There are seven pillars to IT Governance which are as follows;
- Information Security
- Business Continuity
- Quality Management
- IT Service Management
- Project Management
- Knowledge Management
- Risk Management
IT Governance is a critical component of corporate governance and the framework addresses key areas of an organisations IT infrastructure and the pillars support the corporate strategies and objectives to achieve compliance.
There is an international IT Governance Standard, ISO/IEC 38500 with latest revision being completed in 2015, the Standard sets out a straightforward framework for the board’s governance of Information and Communications Technology.

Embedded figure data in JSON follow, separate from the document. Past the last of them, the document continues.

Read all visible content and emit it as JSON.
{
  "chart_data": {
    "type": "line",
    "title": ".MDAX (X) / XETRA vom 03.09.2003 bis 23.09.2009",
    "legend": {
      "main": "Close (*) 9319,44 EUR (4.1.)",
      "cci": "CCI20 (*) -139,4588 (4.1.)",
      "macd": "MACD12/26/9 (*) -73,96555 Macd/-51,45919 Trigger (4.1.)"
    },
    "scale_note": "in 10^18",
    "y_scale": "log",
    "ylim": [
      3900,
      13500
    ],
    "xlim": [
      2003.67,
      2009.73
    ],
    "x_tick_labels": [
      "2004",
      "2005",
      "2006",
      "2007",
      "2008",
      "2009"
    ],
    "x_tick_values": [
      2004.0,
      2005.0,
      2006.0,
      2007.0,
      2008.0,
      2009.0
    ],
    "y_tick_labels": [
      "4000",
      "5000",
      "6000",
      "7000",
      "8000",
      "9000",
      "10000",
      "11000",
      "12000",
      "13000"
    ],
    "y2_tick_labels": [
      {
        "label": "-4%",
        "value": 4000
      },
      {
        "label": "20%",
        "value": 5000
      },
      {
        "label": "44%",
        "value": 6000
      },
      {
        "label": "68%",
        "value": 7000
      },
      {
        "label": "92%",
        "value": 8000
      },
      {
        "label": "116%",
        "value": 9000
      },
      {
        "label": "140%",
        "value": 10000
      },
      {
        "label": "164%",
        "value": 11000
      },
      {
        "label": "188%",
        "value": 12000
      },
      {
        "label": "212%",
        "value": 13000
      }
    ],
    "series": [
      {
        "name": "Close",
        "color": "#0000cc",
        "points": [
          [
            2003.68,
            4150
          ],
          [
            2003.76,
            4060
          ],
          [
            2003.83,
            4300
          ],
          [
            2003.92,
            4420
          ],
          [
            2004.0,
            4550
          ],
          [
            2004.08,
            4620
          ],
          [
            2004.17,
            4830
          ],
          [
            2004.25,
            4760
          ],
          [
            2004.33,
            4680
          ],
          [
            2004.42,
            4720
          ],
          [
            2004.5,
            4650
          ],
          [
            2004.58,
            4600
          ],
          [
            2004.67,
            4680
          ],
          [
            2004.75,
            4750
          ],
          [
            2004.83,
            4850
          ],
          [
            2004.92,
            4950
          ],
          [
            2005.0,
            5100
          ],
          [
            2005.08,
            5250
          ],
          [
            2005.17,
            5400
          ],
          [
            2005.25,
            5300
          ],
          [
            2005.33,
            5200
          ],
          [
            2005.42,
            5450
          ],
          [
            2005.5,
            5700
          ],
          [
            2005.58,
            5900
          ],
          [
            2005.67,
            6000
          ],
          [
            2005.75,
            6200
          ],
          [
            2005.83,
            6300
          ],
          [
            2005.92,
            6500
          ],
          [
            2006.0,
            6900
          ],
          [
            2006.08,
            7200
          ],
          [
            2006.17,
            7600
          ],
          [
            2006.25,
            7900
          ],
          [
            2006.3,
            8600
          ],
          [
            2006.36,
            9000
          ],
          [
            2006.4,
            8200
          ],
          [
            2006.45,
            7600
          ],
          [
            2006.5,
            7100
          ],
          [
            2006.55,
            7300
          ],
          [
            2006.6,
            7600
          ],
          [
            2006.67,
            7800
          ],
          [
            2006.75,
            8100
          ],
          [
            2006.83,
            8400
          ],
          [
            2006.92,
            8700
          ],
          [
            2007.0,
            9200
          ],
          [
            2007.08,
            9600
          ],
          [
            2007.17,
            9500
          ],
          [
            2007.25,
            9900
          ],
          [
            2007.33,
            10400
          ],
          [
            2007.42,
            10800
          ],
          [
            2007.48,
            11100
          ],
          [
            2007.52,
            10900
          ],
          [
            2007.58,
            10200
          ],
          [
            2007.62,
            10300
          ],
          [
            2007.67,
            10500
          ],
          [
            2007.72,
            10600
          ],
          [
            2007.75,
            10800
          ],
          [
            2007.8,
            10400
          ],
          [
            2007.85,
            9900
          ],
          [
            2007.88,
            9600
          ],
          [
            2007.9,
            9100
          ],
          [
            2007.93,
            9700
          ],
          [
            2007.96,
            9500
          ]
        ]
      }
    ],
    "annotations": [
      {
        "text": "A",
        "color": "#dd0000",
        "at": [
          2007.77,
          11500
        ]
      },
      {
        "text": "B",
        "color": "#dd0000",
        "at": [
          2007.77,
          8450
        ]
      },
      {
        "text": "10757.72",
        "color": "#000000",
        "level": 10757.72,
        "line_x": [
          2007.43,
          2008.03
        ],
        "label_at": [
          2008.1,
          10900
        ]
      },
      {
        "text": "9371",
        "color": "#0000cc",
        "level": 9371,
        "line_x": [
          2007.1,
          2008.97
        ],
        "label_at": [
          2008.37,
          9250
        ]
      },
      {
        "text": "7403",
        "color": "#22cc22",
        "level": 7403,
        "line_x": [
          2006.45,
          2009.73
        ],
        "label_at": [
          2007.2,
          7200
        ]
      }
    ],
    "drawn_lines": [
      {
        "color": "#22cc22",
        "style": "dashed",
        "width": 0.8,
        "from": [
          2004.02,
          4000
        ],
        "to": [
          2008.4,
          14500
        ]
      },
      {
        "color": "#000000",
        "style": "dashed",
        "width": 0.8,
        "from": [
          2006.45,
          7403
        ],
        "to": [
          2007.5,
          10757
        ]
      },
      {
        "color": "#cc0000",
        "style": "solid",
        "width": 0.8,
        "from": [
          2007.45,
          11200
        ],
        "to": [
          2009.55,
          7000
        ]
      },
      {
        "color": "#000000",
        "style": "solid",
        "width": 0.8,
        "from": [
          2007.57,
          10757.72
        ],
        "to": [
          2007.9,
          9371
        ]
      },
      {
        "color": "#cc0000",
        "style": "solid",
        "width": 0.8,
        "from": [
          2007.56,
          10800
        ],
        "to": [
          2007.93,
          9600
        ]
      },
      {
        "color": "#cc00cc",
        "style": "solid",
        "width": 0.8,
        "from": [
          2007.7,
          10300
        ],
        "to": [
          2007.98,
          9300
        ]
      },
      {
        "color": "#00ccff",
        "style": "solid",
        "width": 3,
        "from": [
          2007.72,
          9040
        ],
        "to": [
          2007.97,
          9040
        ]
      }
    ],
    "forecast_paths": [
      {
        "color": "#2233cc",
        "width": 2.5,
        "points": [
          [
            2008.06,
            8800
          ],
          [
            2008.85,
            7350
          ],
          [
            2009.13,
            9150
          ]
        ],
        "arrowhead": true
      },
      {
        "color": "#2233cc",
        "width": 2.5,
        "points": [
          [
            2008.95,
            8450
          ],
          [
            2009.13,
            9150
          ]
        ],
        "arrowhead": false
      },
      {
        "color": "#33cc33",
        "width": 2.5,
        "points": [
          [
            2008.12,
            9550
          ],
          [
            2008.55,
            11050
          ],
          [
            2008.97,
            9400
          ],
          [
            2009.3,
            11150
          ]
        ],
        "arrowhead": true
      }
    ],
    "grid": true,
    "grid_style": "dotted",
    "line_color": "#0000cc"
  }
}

There are three widely recognised, vendor-neutral, third-party frameworks which are often described as “IT Governance frameworks”, on their own they are not completely sufficient however they do have some strengths. The frameworks are;
ITIL (IT Infrastructure Library) – developed by the UK Cabinet Office as a best practise library for IT Service Management. It has been widely adopted around the world and is supported by the international Standard ISO/IEC 20000:2011 upon which an independent certification can be achieved.
COBIT (Control Objectives for Information and Related Technology) – is an IT Governance framework that helps organisations meet the challenges of businesses today, particularly in areas such as regulatory compliance, risk management and IT Strategy alignment to organisational goals and objectives. COBIT is an internationally recognised framework and was updated to version 5 in 2012. It’s focus in particular is on control and measurability of IT through the provision of tools to assess and measure an organisations IT capability for the 37 COBIT processes.
ISO27002 (supported by ISO27001) – is the global Standard for Information Security Management in organisations, the Standard provides guidelines on organisational information security standards and information security management practises. The system is based on ISO/IEC 27001.
These three frameworks are all part of a best-practise approach to regulatory and corporate governance compliance. The challenge for many organisations is to establish a co-ordinated, integrated framework that draws on all three standards.
The following series of articles will help organisations take a step by step approach to reviewing whether each of the key pillars of IT Governance are required and whether the organisation is a position to implement the pillars.
Each of the articles contains a simple guide which asks six basic questions including;
- Is your Management Team committed?
- What are the potential opportunities?
- Are you already meeting the requirements?
- Do you have available budget and resources?
- What are the risk/costs of not having it?
- Will it make you a better business?
Ultimately the implementation and support of any framework is a business decision and the articles and guides will help you decide whether a particular standard or framework is right for you and your organisations.